Keping 32 : Gencet Lebih Greget

4.3K 355 127
                                    

-Part ini sangat panjang, dan Uma cuman mau pesan satu hal, ati-ati baper ^_^-

.

Happy reading

..................

Ikhsan membatu, tangannya kaku. Dua pena yang patah bak tak bertulang tergeletak sembarang di bawah kolong meja. Berguling-guling tanpa ada yang mengasihaninya.

Meski suasana pondok sate itu sangat ramai kini, kepala Ikhsan serasa lengang tak berbunyi. Kosong entah mengapa.

Di seberang si tampan, Lora masih menyambung kalimatnya pada Zico dengan senyum sumringah yang dibuat-buat. Seolah-olah ingin memamerkan pada Ikhsan kalau ia bisa memikat lelaki mana pun yang ia mau dengan mudahnya.
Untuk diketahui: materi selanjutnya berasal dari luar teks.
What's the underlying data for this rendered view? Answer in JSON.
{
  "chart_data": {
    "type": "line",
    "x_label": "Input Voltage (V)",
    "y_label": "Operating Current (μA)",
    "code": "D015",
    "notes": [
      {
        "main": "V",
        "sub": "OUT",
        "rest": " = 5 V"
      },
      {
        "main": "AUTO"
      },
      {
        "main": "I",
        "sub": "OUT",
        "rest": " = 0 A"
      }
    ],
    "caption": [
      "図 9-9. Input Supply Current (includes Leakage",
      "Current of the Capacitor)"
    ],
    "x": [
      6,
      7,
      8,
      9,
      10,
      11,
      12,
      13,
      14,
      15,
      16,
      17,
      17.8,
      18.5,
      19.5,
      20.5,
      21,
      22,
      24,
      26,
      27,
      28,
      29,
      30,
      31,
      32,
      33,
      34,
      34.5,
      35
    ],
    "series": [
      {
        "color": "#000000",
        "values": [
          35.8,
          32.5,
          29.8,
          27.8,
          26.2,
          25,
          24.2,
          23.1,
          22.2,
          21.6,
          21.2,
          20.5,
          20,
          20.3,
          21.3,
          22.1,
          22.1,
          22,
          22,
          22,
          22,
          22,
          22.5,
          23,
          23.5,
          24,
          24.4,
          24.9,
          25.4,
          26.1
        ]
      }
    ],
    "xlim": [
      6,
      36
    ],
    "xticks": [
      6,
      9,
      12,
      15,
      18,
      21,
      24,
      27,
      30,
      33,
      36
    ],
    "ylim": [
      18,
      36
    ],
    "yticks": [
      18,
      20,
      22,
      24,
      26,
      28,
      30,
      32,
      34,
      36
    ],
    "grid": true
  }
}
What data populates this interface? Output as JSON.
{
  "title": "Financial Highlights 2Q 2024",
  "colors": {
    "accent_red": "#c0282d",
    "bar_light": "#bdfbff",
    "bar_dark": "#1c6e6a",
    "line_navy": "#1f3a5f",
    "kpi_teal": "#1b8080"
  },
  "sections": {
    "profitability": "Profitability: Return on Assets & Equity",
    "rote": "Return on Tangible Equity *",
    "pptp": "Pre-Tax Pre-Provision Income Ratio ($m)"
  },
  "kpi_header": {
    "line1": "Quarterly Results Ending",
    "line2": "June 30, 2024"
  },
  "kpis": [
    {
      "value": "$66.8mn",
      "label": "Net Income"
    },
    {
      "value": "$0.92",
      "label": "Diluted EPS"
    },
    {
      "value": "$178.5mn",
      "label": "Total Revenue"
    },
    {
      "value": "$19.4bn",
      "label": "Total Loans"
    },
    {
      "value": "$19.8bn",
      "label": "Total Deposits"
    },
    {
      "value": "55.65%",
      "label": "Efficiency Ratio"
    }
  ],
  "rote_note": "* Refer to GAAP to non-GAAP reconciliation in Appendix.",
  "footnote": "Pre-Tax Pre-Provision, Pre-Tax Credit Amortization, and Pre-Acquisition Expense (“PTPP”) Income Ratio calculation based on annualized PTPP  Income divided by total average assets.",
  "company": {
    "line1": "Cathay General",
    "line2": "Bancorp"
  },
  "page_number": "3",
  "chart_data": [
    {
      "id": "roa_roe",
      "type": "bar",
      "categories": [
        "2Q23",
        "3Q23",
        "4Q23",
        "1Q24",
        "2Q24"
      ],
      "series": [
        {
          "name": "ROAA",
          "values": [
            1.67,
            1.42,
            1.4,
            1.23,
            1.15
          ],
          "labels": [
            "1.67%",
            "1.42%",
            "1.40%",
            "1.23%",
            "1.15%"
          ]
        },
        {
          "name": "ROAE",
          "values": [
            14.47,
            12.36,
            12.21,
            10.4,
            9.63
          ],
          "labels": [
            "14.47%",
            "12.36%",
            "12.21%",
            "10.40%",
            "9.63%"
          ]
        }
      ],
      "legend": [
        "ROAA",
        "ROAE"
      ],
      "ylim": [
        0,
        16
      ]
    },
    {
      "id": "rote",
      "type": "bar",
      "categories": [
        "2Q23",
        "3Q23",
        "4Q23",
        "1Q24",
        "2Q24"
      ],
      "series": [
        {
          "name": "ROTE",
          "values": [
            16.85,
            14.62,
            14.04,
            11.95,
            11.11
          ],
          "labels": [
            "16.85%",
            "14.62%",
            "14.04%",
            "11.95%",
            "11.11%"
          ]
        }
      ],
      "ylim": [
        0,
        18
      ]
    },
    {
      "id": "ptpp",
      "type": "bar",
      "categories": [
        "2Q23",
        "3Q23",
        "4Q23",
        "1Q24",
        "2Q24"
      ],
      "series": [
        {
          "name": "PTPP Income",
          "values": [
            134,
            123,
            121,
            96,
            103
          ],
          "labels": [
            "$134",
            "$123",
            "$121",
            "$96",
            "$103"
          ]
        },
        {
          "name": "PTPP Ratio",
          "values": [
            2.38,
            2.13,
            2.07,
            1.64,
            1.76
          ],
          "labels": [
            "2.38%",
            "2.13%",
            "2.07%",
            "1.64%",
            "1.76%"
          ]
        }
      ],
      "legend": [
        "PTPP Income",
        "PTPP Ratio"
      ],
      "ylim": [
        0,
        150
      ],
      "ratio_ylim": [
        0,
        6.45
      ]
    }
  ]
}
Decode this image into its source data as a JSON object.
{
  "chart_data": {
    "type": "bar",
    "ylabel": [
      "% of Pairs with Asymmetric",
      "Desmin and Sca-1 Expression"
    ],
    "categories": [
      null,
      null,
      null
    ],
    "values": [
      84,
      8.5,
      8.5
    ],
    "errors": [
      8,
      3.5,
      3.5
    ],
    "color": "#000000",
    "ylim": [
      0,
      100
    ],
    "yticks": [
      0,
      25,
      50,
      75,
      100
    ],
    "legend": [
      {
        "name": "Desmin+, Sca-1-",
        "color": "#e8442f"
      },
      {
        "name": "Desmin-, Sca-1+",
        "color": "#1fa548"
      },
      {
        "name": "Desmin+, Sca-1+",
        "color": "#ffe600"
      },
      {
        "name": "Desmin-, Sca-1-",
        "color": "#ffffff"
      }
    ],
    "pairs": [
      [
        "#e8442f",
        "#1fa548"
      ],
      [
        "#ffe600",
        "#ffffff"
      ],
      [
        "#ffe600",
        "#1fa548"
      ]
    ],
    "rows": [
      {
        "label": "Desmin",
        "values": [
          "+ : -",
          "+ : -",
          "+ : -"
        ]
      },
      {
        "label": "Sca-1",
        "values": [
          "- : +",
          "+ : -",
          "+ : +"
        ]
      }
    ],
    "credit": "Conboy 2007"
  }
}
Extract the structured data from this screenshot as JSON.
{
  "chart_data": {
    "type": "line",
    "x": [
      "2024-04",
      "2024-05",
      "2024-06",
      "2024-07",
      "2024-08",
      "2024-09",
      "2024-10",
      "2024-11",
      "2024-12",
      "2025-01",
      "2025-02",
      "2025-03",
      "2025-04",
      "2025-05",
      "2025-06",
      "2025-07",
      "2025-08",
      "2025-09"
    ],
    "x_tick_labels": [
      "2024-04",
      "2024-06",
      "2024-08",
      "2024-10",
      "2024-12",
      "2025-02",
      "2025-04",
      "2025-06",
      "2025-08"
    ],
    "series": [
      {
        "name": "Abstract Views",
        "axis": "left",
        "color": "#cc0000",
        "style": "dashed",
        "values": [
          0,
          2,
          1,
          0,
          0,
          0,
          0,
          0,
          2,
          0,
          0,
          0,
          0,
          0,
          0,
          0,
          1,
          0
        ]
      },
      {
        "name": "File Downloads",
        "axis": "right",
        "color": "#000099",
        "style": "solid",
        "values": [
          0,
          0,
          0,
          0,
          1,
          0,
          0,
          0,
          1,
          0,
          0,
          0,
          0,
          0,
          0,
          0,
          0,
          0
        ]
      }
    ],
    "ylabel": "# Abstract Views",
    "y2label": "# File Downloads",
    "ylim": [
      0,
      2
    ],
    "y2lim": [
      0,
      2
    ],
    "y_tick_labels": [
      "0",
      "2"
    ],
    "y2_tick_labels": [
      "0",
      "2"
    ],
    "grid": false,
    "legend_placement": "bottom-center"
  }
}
Titisan Choen Song Yi, si peri lima belas detik dengan racun femme-fatale yang tak terbantahkan lagi, 'cukup dengan memandangnya lima belas detik, kau akan tersungkur gila karena cinta'.

"Kalian lanjutkan dulu, saya izin ke toilet sebentar." Ikhsan bersuara setelah tak tahan lagi melihat Lora yang tak henti-hentinya bercerita dengan Zico, Adit dan Renald tepat di seberang dirinya.

Membawa tubuhnya yang seberat batu, Ikhsan berusaha melangkah tertatih. Tak tahu dengan rasa hatinya saat ini. Padahal dulu dulu kalau mau rapat ia sangat senang sekali. Ada kesempatan bisa berjumpa dengan Arini. Tapi entah mengapa, hari ini rasa senang itu tak ada. Bahkan saat Arini meneleponnya tadi, ia masih memikirkan bagaimana perasaan Lora.

Apa yang sedang terjadi pada sang Gus sungguh tak bisa diterjemahkan. Dirinya bingung mau mengurainya dari mana.

Ikhsan berjalan menuju toilet tidak benar-benar untuk membuang air. Ia hanya ingin menjauh sejenak, tak membiarkan teman-temannya apa lagi Lora tahu kalau matanya kini sedikit panas, ada tampungan air yang berdesakan minta dijatuhkan dari permukaan korneanya. Menggenang pilu.

Sesampainya di toilet pria, Ikhsan berhenti di depan cermin besar ruang tunggu toilet itu. Tak ada siapa-siapa di dekatnya kini. Hanya ia seorang diri. Lalu lelaki berkemeja biru langit itu mendekatkan jaraknya dengan cermin, menyentuh permukaan cermin dengan telapak tangan kirinya, meraba pantulan pipinya dengan lembut. Dan membiarkan setetes air mengalir di sana, terjun dari dua mata indahnya. Kiri dan kanan.

Ikhsan memang mudah kesal, tapi ia lebih mudah iba hati. Ikhsan memang gampang marah, tapi ia lebih gampang menangis. Waktu itu saja, setelah mencoba memberi Lora pelajaran agar jera menggodanya, malah ia yang menyesal mati-matian dan ingin menangis karena saking merasa bersalahnya.

Gus Ganteng yang masih berdiri di depan cermin itu menarik napas panjang. Menghelanya kasar. Lalu mengeringkan sisa air matanya dengan tisu yang disediakan tergantung di samping kiri cermin.

Ikhsan tak tahu ia sedang apa, ia juga tak bisa jelaskan mengapa ia menangis. Tapi satu yang pasti, di dadanya kini ada 'alarm rasa' yang sedang aktif, dan sayangnya... sang Gus tak notice itu.

Benarlah ternyata, 'kagum karena sifat' jauh berbeda dengan 'kagum karena rasa'. Jika kau mengagumi seseorang karena sifatnya, maka akan sangat wajar kau ingin dekat dengan orang itu, melihatnya, berteman dengannya, bahkan yang lebih ekstrim kau ingin seperti dia. Tapi jika kau mengagumi seseorang karena rasa, kau tak akan peduli bagaimana pun sifatnya. Sebab rasa yang kau tanggung akan mengajarkanmu untuk menerima orang itu apa adanya.

Ikhsan selesai melakukan pendinginan pada matanya. Lelaki tampan beralis tajam itu juga terlihat tak sekacau tadi. Maka, setelah dirasa cukup, si tampan keluar dari toilet dan melangkah kembali untuk bergabung dengan rekannya.

Sepanjang jalan menuju kelompoknya, Ikhsan tak henti-henti bergumam 'hasbunallah wani'mal wakil' sembari mengiringinya dengan istighfar. Si tampan melangkah tegap meninggalkan tetesan air mata tadi jauh di belakang. Sebuah tetesan air mata yang tak akan pernah Lora tahu kalau itu jatuh karenanya.